Revenons maintenant sur le rôle de l’État qui comme nous l’avons vu dans le 7ème principe, doit soutenir le système d’organisation des communs pour qu’il perdure. Les États peuvent faciliter l’émergence et la gestion des communs notamment en légiférant. C’est le cas de l’État italien qui en 2007 (6) dans un contexte de crise des droits communs en eau, donne à la commission Rodotà, la mission de préciser la définition des ces derniers.

Voici la définition à laquelle la commission arrivera et qui reprend en partie les travaux d’Ostrom :

« Les choses qui expriment des utilités fonctionnelles à l’exercice des droits fondamentaux ainsi qu’au libre développement de la personne (…) les biens communs doivent être protégés et sauvegardés par le système juridique en vue du bénéfice des générations futures » (7).

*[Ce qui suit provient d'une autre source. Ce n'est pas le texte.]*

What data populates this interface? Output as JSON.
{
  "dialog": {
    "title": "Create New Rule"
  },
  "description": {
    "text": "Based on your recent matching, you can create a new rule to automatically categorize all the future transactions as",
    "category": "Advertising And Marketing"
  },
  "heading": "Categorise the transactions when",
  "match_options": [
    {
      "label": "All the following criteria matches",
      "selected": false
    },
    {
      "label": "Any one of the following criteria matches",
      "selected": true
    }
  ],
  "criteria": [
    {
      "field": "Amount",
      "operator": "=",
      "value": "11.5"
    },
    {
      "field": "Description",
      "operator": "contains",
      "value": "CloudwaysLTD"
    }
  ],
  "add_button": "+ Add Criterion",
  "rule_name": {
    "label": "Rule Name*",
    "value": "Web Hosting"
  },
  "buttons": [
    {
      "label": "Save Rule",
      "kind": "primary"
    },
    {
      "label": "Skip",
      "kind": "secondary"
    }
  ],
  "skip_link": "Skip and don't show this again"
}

Il est intéressant de noter qu’elle fait référence d’une part aux besoins fondamentaux humains et d’autre part aux besoins des générations futures et est donc en cela, alignée avec les objectifs de développement durable de l’ONU (6). A la suite de la classification de l’eau comme bien commun selon les principes de la commission, la ville de Naples a changé sa tarification. L’eau est toujours payante afin de couvrir les frais de distribution mais les 20 premiers litres journaliers sont gratuits au titre de l’exercice de ce droit fondamental (7).

Nous avons vu que les communs sont un niveau d’organisation soutenu par l’État mais qui permet aux communautés locales de s’impliquer dans la gouvernance des ressources ou de leurs territoires. Cependant, Ostrom montre aussi la fragilité de cette organisation et les difficultés à mettre en place ces formes de gouvernance. On perçoit aussi la complexité de certains systèmes mis en place où plusieurs instances différentes cohabitent (exemple des aquifères en Californie (5)). Dans son discours de Stockholm, lors de la remise de son prix Nobel, elle met en avant l’exemple de la gestion des forêts en commun (9) et (11).

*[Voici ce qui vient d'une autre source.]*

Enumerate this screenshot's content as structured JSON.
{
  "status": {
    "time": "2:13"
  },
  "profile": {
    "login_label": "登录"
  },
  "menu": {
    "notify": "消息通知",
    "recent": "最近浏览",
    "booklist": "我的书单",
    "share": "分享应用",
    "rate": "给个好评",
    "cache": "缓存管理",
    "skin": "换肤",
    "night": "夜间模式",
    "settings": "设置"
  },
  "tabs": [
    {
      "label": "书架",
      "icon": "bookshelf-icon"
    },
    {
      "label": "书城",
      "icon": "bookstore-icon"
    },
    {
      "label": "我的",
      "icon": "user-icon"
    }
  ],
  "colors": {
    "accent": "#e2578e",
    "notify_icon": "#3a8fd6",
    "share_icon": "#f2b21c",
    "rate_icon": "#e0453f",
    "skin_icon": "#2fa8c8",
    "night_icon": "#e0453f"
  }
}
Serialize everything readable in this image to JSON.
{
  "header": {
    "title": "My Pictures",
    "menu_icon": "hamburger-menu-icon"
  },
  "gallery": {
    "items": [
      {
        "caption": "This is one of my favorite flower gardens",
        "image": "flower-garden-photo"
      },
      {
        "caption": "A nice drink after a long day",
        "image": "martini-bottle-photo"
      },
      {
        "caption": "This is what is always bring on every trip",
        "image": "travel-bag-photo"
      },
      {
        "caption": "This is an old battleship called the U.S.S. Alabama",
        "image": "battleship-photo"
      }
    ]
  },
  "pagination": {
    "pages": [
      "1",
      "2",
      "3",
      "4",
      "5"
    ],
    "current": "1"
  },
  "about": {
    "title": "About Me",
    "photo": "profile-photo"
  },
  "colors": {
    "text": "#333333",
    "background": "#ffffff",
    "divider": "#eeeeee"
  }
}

D’après ces travaux, les forêts gérées en commun sont beaucoup plus surveillées qu’elles ne le sont quand elles sont sous le régime de la propriété privée. Par ailleurs, elle a étudié le lien entre la séquestration de carbone et la biodiversité et a observé que les forêts qui ont les meilleurs résultats sont aussi celles qui sont gérées en commun avec un fort degré d’autonomie dans la prise de décision. Ces résultats sont particulièrement intéressants aux vues de débats sur la place de l’homme dans la nature et sur la meilleure stratégie pour préserver l’environnement.

L’homme peut-il s’intégrer dans le vivant comme en faisant partie à part entière ou faut-il pour préserver le milieu empêcher la présence humaine ?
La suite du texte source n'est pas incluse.